Selon les spécialistes du droit, pour que l’infraction existe, trois éléments doivent être réunis : un texte d’incrimination, un fait matériel et une intention frauduleuse. Sans cette dernière, caractérisée par des manœuvres dolosives, l’affaire reste du ressort du civil ou du commercial. La détention préventive, quant à elle, doit rester une mesure exceptionnelle.
 
L’affaire Leckat : un différend commercial requalifié en crime ?
 
Appliquée au cas d’Harold Leckat, la qualification pénale interroge. Le contrat avec la CDC a été exécuté et  même renouvelé jusqu’en 2023. Plusieurs juristes, dont le Dr Ali Akbar Onanga Y’Obegue, soulignent que M. Leckat n’était ni ordonnateur ni comptable public, ce qui rend la qualification de « détournement de deniers publics » juridiquement fragile.
 
Quant à l’éventuelle absence de mise en concurrence, elle relève davantage du droit de la commande publique (entraînant l’annulation du contrat ou des pénalités) que d’une incrimination pénale, sauf à prouver des manœuvres frauduleuses spécifiques.
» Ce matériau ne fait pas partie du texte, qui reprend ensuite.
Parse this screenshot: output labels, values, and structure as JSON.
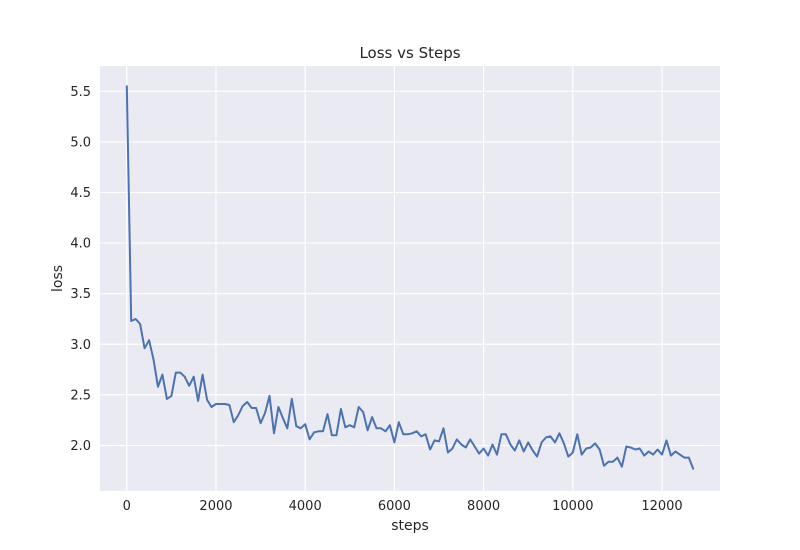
{
  "chart_data": {
    "type": "line",
    "title": "Loss vs Steps",
    "xlabel": "steps",
    "ylabel": "loss",
    "xlim": [
      -600,
      13300
    ],
    "ylim": [
      1.55,
      5.75
    ],
    "xticks": [
      0,
      2000,
      4000,
      6000,
      8000,
      10000,
      12000
    ],
    "yticks": [
      2.0,
      2.5,
      3.0,
      3.5,
      4.0,
      4.5,
      5.0,
      5.5
    ],
    "xtick_labels": [
      "0",
      "2000",
      "4000",
      "6000",
      "8000",
      "10000",
      "12000"
    ],
    "ytick_labels": [
      "2.0",
      "2.5",
      "3.0",
      "3.5",
      "4.0",
      "4.5",
      "5.0",
      "5.5"
    ],
    "grid": true,
    "colors": {
      "line": "#4c72b0",
      "plot_bg": "#eaeaf2",
      "grid": "#ffffff"
    },
    "series": [
      {
        "x": [
          0,
          100,
          200,
          300,
          400,
          500,
          600,
          700,
          800,
          900,
          1000,
          1100,
          1200,
          1300,
          1400,
          1500,
          1600,
          1700,
          1800,
          1900,
          2000,
          2100,
          2200,
          2300,
          2400,
          2500,
          2600,
          2700,
          2800,
          2900,
          3000,
          3100,
          3200,
          3300,
          3400,
          3500,
          3600,
          3700,
          3800,
          3900,
          4000,
          4100,
          4200,
          4300,
          4400,
          4500,
          4600,
          4700,
          4800,
          4900,
          5000,
          5100,
          5200,
          5300,
          5400,
          5500,
          5600,
          5700,
          5800,
          5900,
          6000,
          6100,
          6200,
          6300,
          6400,
          6500,
          6600,
          6700,
          6800,
          6900,
          7000,
          7100,
          7200,
          7300,
          7400,
          7500,
          7600,
          7700,
          7800,
          7900,
          8000,
          8100,
          8200,
          8300,
          8400,
          8500,
          8600,
          8700,
          8800,
          8900,
          9000,
          9100,
          9200,
          9300,
          9400,
          9500,
          9600,
          9700,
          9800,
          9900,
          10000,
          10100,
          10200,
          10300,
          10400,
          10500,
          10600,
          10700,
          10800,
          10900,
          11000,
          11100,
          11200,
          11300,
          11400,
          11500,
          11600,
          11700,
          11800,
          11900,
          12000,
          12100,
          12200,
          12300,
          12400,
          12500,
          12600,
          12700
        ],
        "y": [
          5.55,
          3.23,
          3.25,
          3.2,
          2.96,
          3.04,
          2.85,
          2.58,
          2.7,
          2.46,
          2.49,
          2.72,
          2.72,
          2.68,
          2.59,
          2.68,
          2.44,
          2.7,
          2.45,
          2.38,
          2.41,
          2.41,
          2.41,
          2.4,
          2.23,
          2.3,
          2.39,
          2.43,
          2.37,
          2.37,
          2.22,
          2.32,
          2.49,
          2.12,
          2.38,
          2.27,
          2.17,
          2.46,
          2.19,
          2.17,
          2.21,
          2.06,
          2.13,
          2.14,
          2.14,
          2.31,
          2.1,
          2.1,
          2.36,
          2.18,
          2.2,
          2.18,
          2.38,
          2.33,
          2.15,
          2.28,
          2.17,
          2.17,
          2.14,
          2.2,
          2.03,
          2.23,
          2.11,
          2.11,
          2.12,
          2.14,
          2.09,
          2.11,
          1.96,
          2.05,
          2.04,
          2.17,
          1.93,
          1.97,
          2.06,
          2.01,
          1.98,
          2.06,
          1.99,
          1.92,
          1.97,
          1.9,
          2.01,
          1.91,
          2.11,
          2.11,
          2.01,
          1.95,
          2.05,
          1.94,
          2.03,
          1.95,
          1.89,
          2.03,
          2.08,
          2.09,
          2.03,
          2.12,
          2.02,
          1.89,
          1.93,
          2.11,
          1.91,
          1.97,
          1.98,
          2.02,
          1.96,
          1.8,
          1.84,
          1.84,
          1.88,
          1.79,
          1.99,
          1.98,
          1.96,
          1.97,
          1.9,
          1.94,
          1.91,
          1.96,
          1.91,
          2.05,
          1.9,
          1.94,
          1.91,
          1.88,
          1.88,
          1.77
        ]
      }
    ]
  }
}
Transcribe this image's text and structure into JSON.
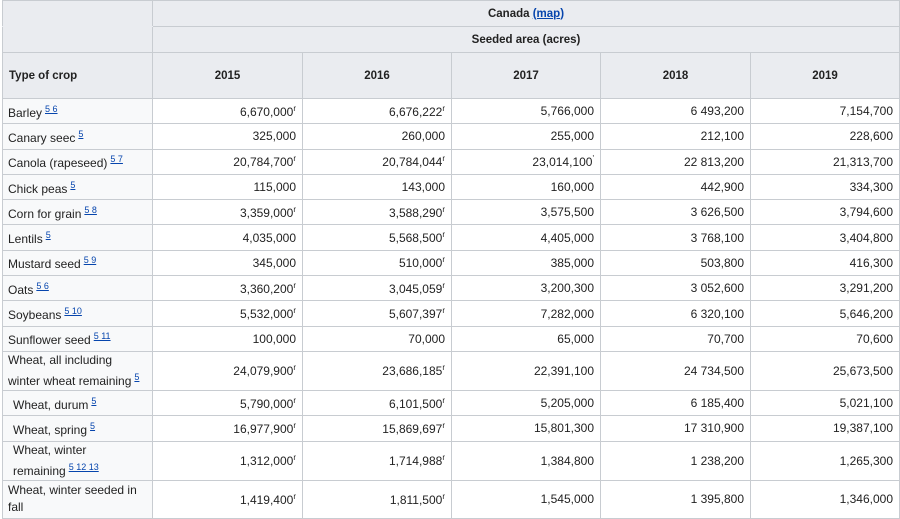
{
  "header": {
    "country": "Canada",
    "map_link": "(map)",
    "measure": "Seeded area (acres)",
    "crop_col": "Type of crop",
    "years": [
      "2015",
      "2016",
      "2017",
      "2018",
      "2019"
    ]
  },
  "rows": [
    {
      "crop": "Barley",
      "refs": "5 6",
      "values": [
        "6,670,000",
        "6,676,222",
        "5,766,000",
        "6 493,200",
        "7,154,700"
      ],
      "marks": [
        "r",
        "r",
        "",
        "",
        ""
      ]
    },
    {
      "crop": "Canary seec",
      "refs": "5",
      "values": [
        "325,000",
        "260,000",
        "255,000",
        "212,100",
        "228,600"
      ],
      "marks": [
        "",
        "",
        "",
        "",
        ""
      ]
    },
    {
      "crop": "Canola (rapeseed)",
      "refs": "5 7",
      "values": [
        "20,784,700",
        "20,784,044",
        "23,014,100",
        "22 813,200",
        "21,313,700"
      ],
      "marks": [
        "r",
        "r",
        "'",
        "",
        ""
      ]
    },
    {
      "crop": "Chick peas",
      "refs": "5",
      "values": [
        "115,000",
        "143,000",
        "160,000",
        "442,900",
        "334,300"
      ],
      "marks": [
        "",
        "",
        "",
        "",
        ""
      ]
    },
    {
      "crop": "Corn for grain",
      "refs": "5 8",
      "values": [
        "3,359,000",
        "3,588,290",
        "3,575,500",
        "3 626,500",
        "3,794,600"
      ],
      "marks": [
        "r",
        "r",
        "",
        "",
        ""
      ]
    },
    {
      "crop": "Lentils",
      "refs": "5",
      "values": [
        "4,035,000",
        "5,568,500",
        "4,405,000",
        "3 768,100",
        "3,404,800"
      ],
      "marks": [
        "",
        "r",
        "",
        "",
        ""
      ]
    },
    {
      "crop": "Mustard seed",
      "refs": "5 9",
      "values": [
        "345,000",
        "510,000",
        "385,000",
        "503,800",
        "416,300"
      ],
      "marks": [
        "",
        "r",
        "",
        "",
        ""
      ]
    },
    {
      "crop": "Oats",
      "refs": "5 6",
      "values": [
        "3,360,200",
        "3,045,059",
        "3,200,300",
        "3 052,600",
        "3,291,200"
      ],
      "marks": [
        "r",
        "r",
        "",
        "",
        ""
      ]
    },
    {
      "crop": "Soybeans",
      "refs": "5 10",
      "values": [
        "5,532,000",
        "5,607,397",
        "7,282,000",
        "6 320,100",
        "5,646,200"
      ],
      "marks": [
        "r",
        "r",
        "",
        "",
        ""
      ]
    },
    {
      "crop": "Sunflower seed",
      "refs": "5 11",
      "values": [
        "100,000",
        "70,000",
        "65,000",
        "70,700",
        "70,600"
      ],
      "marks": [
        "",
        "",
        "",
        "",
        ""
      ]
    },
    {
      "crop": "Wheat, all including winter wheat remaining",
      "refs": "5",
      "values": [
        "24,079,900",
        "23,686,185",
        "22,391,100",
        "24 734,500",
        "25,673,500"
      ],
      "marks": [
        "r",
        "r",
        "",
        "",
        ""
      ],
      "tall": true
    },
    {
      "crop": "Wheat, durum",
      "refs": "5",
      "values": [
        "5,790,000",
        "6,101,500",
        "5,205,000",
        "6 185,400",
        "5,021,100"
      ],
      "marks": [
        "r",
        "r",
        "",
        "",
        ""
      ],
      "indent": true
    },
    {
      "crop": "Wheat, spring",
      "refs": "5",
      "values": [
        "16,977,900",
        "15,869,697",
        "15,801,300",
        "17 310,900",
        "19,387,100"
      ],
      "marks": [
        "r",
        "r",
        "",
        "",
        ""
      ],
      "indent": true
    },
    {
      "crop": "Wheat, winter remaining",
      "refs": "5 12 13",
      "values": [
        "1,312,000",
        "1,714,988",
        "1,384,800",
        "1 238,200",
        "1,265,300"
      ],
      "marks": [
        "r",
        "r",
        "",
        "",
        ""
      ],
      "indent": true,
      "tall": true
    },
    {
      "crop": "Wheat, winter seeded in fall",
      "refs": "",
      "values": [
        "1,419,400",
        "1,811,500",
        "1,545,000",
        "1 395,800",
        "1,346,000"
      ],
      "marks": [
        "r",
        "r",
        "",
        "",
        ""
      ],
      "tall": true
    }
  ]
}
Pour l’heure, l’instruction n’a pas rendu publiques de preuves démontrant une intention de nuire ou une tromperie caractérisée.
 
Un précédent dangereux pour l’économie et la presse
 
L’utilisation du droit pénal pour trancher ce qui semble être un litige contractuel crée un précédent inquiétant. Cette dérive présente un double risque : elle instille un climat de défiance et de peur chez les entrepreneurs, qui pourraient hésiter à contracter avec l’État ou des entités publiques, de crainte de poursuites criminelles. Le ciblage d’un directeur de publication dans une affaire de cette nature fait planer le soupçon d’une intimidation des voix critiques.
 
La crédibilité de l’État de droit gabonais est en jeu. La réponse judiciaire à la demande de mise en liberté provisoire d’Harold Leckat, qui présente des garanties de représentation, sera un indicateur clair. Le Gabon saura-t-il privilégier la rigueur et la spécialité du droit, ou laissera-t-il la tentation du pénal s’immiscer dans le pré-carré du juge commercial ? L’issue de cette affaire est attendue au-delà du seul dossier Leckat.